If SDS-PAGE is used for assessing protein expression, the protein of interest can usually be visualized on a Coomassie-stained gel loaded with the equivalent of 2–10 × 10⁸ induced bacteria (Figure 9). Similar numbers of uninduced bacteria should either not display the protein of interest or, in case of leaky expression, may display a faint band. Bacteria that have not been transformed with the plasmid of interest should be included in the SDS-PAGE analysis as a negative control, for comparison.

Figure 9. Example SDS-PAGE analysis of bacteria expressing a protein of interest.

Lysates were obtained from ~2 × 10⁸ bacteria that were either induced for 3 h (lane 1) or kept uninduced (lane 2) and were analyzed by SDS-PAGE. An image of the Coomassie-stained gel is depicted. The protein band of interest is indicated by an arrow.

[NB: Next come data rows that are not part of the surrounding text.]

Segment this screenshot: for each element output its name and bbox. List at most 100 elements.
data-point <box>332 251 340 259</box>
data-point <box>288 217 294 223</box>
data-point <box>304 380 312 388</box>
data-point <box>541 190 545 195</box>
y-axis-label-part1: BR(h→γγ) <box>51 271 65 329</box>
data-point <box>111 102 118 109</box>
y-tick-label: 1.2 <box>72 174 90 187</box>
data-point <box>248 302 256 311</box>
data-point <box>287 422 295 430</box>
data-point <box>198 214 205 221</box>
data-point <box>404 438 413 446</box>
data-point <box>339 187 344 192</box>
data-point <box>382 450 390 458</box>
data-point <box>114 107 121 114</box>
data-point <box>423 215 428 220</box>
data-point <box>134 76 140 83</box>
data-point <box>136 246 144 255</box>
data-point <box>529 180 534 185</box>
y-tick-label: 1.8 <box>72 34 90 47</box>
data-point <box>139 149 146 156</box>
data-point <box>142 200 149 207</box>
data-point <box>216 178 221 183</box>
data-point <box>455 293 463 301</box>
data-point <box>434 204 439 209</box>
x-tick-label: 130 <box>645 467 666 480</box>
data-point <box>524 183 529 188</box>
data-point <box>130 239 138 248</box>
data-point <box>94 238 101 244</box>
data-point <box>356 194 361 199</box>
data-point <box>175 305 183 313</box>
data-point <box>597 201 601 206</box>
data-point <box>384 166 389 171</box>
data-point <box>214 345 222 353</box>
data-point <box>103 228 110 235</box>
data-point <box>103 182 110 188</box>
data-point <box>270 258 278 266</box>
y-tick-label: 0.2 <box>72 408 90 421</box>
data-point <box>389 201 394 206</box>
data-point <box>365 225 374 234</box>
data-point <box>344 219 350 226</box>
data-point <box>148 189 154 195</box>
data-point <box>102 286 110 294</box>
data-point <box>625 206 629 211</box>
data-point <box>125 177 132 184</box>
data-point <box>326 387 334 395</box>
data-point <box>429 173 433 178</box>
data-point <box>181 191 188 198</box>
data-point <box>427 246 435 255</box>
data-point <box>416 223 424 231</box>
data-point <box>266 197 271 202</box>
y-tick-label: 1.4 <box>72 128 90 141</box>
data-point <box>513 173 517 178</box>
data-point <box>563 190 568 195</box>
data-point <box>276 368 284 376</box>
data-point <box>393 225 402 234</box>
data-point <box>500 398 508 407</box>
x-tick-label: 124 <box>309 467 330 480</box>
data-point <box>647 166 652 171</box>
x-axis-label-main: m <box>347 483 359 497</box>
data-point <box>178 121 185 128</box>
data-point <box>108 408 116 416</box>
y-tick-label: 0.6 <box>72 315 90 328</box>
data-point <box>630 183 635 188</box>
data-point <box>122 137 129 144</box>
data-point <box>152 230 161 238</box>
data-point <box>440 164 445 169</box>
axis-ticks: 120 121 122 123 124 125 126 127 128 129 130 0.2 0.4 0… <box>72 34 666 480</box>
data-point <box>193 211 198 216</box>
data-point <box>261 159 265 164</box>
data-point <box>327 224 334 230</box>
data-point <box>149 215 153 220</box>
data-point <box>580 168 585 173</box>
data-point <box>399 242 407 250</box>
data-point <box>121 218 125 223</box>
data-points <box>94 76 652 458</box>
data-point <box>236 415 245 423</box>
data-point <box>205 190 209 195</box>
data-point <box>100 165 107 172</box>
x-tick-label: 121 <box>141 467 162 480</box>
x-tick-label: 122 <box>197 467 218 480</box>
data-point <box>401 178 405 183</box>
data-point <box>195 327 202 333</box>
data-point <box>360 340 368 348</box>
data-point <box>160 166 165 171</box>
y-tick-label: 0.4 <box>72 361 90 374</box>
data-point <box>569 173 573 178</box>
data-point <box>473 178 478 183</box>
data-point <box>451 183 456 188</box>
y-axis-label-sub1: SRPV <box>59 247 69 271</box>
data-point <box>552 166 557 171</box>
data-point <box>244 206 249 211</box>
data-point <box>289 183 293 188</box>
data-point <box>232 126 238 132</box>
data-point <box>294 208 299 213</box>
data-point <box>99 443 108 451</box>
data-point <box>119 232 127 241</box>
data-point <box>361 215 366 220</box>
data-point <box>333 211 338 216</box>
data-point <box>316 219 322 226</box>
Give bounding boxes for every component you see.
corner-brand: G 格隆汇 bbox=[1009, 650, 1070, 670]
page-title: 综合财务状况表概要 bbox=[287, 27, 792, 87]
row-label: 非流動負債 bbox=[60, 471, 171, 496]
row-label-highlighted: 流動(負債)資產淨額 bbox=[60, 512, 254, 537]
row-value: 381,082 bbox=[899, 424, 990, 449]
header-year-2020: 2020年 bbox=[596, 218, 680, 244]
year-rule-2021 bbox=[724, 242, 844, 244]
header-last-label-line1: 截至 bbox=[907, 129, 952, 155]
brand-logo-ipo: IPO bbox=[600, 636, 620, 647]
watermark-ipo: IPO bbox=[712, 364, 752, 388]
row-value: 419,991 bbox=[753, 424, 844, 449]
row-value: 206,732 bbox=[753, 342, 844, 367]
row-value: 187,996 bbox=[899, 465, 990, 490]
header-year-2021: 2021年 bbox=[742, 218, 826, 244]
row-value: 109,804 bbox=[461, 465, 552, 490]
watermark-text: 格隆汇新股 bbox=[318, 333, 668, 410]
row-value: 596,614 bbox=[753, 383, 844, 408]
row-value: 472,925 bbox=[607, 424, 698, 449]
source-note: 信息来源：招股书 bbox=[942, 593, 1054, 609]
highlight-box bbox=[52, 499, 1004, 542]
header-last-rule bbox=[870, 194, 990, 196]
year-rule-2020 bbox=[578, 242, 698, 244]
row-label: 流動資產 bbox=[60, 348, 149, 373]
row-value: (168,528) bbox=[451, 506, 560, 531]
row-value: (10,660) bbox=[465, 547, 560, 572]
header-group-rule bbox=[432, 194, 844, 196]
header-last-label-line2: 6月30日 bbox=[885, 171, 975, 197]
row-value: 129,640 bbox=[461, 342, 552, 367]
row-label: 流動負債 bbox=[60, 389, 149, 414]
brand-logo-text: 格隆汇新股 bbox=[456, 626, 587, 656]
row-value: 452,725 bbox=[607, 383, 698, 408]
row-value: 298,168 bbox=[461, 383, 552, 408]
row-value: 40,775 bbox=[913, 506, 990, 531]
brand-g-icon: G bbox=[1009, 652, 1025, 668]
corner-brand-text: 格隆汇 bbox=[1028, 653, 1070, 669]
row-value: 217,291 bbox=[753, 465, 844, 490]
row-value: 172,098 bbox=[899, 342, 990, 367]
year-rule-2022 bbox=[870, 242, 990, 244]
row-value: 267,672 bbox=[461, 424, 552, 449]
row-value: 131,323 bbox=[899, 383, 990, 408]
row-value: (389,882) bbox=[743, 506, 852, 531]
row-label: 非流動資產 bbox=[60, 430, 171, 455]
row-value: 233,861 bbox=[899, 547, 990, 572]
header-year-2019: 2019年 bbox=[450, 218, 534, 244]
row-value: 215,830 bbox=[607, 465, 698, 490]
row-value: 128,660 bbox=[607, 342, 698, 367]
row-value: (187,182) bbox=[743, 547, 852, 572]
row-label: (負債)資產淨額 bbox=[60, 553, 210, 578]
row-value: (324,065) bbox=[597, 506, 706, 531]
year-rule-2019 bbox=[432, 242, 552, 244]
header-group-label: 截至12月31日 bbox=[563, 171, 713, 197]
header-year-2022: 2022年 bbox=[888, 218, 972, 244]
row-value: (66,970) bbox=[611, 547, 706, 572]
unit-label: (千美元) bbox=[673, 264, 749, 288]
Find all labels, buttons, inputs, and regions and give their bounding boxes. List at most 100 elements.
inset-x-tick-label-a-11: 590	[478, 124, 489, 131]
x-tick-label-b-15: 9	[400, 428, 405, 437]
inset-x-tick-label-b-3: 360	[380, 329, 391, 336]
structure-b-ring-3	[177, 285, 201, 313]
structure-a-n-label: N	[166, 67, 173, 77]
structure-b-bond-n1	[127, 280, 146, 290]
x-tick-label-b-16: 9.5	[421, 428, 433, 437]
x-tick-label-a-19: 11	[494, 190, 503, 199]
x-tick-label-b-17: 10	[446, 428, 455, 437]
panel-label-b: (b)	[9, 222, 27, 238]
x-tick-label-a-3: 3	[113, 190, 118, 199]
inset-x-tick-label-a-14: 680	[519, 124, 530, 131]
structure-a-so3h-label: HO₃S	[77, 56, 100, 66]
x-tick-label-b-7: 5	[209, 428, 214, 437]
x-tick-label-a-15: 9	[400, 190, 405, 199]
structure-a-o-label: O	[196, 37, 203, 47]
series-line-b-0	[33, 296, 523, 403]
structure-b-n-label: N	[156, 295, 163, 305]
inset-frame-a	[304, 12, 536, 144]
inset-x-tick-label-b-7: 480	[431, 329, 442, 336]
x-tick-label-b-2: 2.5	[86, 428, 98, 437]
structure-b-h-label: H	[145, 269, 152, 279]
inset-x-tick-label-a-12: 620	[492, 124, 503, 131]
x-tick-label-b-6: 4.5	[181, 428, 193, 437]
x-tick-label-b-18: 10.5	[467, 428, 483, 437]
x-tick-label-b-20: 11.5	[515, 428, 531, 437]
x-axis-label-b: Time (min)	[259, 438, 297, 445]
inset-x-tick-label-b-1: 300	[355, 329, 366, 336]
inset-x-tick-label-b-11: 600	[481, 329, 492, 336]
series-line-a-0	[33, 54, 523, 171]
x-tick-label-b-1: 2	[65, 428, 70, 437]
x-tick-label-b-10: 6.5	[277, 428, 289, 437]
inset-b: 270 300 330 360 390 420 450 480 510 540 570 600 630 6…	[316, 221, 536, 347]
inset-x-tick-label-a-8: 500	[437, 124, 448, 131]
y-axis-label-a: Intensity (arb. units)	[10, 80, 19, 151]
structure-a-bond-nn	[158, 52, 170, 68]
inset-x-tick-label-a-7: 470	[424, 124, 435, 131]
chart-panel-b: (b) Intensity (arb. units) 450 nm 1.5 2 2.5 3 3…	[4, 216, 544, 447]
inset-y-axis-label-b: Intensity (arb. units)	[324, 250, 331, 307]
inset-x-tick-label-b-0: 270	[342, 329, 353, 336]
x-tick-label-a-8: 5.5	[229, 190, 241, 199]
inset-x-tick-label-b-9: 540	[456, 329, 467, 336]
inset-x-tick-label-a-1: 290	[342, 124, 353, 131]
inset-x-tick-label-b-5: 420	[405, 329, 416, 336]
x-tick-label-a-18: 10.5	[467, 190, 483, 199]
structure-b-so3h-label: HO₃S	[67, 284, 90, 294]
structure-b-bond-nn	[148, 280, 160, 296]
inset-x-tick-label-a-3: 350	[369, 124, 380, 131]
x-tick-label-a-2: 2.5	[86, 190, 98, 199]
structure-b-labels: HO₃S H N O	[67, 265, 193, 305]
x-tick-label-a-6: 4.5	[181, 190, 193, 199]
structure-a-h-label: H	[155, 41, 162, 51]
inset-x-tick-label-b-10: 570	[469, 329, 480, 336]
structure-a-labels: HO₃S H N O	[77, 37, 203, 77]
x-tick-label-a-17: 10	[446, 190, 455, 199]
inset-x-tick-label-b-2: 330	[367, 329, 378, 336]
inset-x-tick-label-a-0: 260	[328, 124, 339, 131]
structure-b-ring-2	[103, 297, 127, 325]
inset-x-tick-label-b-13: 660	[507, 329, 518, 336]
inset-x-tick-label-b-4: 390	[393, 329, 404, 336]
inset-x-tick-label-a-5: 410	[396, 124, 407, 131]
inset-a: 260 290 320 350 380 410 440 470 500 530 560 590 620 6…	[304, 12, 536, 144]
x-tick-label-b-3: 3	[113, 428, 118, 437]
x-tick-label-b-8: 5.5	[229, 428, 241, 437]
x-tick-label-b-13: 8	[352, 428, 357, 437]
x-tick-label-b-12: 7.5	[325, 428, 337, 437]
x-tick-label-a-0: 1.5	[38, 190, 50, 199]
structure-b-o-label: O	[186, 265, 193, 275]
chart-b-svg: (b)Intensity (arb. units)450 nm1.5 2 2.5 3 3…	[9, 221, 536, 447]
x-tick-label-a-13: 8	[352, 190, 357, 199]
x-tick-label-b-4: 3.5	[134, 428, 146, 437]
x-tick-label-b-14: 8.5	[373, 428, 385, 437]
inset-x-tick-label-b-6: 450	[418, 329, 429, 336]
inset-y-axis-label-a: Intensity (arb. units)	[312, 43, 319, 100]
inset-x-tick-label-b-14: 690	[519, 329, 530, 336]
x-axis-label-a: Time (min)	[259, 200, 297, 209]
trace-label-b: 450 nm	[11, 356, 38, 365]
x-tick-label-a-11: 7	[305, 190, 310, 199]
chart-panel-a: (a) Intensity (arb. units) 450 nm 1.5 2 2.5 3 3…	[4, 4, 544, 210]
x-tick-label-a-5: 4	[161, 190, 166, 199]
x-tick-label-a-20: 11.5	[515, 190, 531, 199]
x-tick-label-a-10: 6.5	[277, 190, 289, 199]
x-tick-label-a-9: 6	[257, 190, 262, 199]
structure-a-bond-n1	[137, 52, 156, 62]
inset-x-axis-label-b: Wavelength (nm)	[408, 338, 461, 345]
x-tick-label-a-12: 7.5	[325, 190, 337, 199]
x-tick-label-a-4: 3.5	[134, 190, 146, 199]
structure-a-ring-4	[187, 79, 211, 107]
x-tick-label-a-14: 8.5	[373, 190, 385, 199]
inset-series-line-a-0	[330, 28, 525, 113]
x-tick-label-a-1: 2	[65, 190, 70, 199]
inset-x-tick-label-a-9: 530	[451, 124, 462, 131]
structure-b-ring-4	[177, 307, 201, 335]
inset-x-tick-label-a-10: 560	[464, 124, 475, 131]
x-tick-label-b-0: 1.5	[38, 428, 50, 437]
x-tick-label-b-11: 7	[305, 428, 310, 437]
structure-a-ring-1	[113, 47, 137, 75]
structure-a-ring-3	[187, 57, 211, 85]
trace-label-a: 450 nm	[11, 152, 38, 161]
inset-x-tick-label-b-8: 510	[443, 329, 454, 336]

In functional tests, the performance of optimized amounts of many cellular reagents of proteins, such as DNA polymerases, has been shown to be comparable to that of their purified counterparts. For instance, cellular reagents for Taq or Bst DNA polymerases demonstrate similar limits of detection and time-to-result in qPCR and LAMP-OSD assays (Bhadra, Pothukuchy, et al., 2018). When stored properly, this level of performance can usually be maintained for several months. Batch-to-batch performance of cellular reagents is also consistent and reproducible when similar conditions are used for preparation; for instance, the same bacterial strain and expression system, the same growth conditions, and the same timing of induction (Figure 5). Other cellular reagent-driven reactions, however, may demonstrate lower efficiency than with their pure counterparts. For instance, cellular reagent-mediated DNA assembly is less efficient than commercial pure enzyme master mixes (Bhadra, Pothukuchy, et al., 2018). That said, sufficient numbers of correct clones, as verified by sequencing, can likely be obtained to support using cellular reagents for the assembly of DNA constructs.

Time Considerations:

When starting with an optimized protein expression system, the cellular reagent preparation described in Basic Protocol 1 can be completed in 4–5 consecutive days. Preparation of the McFarland standard as described in Alternate Protocol 2 should take about one hour, while SDS-PAGE analysis followed by Coomassie protein staining as described in Support Protocol 1 should take at most 2–3 h to run the samples on a precast gel, and from 1–2 h hours to over a day to stain and visualize the proteins. Reactions performed with cellular reagents should take similar amounts of time to set up and obtain results as the same reactions using pure protein reagents. For instance, PCR or LAMP amplification assays performed using ready-to-use templates and cellular reagents, as described in Basic Protocol 2 and Basic Protocol 3, respectively, can be completed within 3 to 4 h depending on user familiarity with the procedure and the duration of amplification. The DIY instrument described in Support Protocol 2 can be built within a day or two if all parts and instruments are available.

DATA AVAILABILITY STATEMENT:

All new data that support this protocol are included in the article. All previous data supporting this protocol are openly available (Bhadra, Nguyen, et al., 2021; Bhadra, Pothukuchy, et al., 2018)].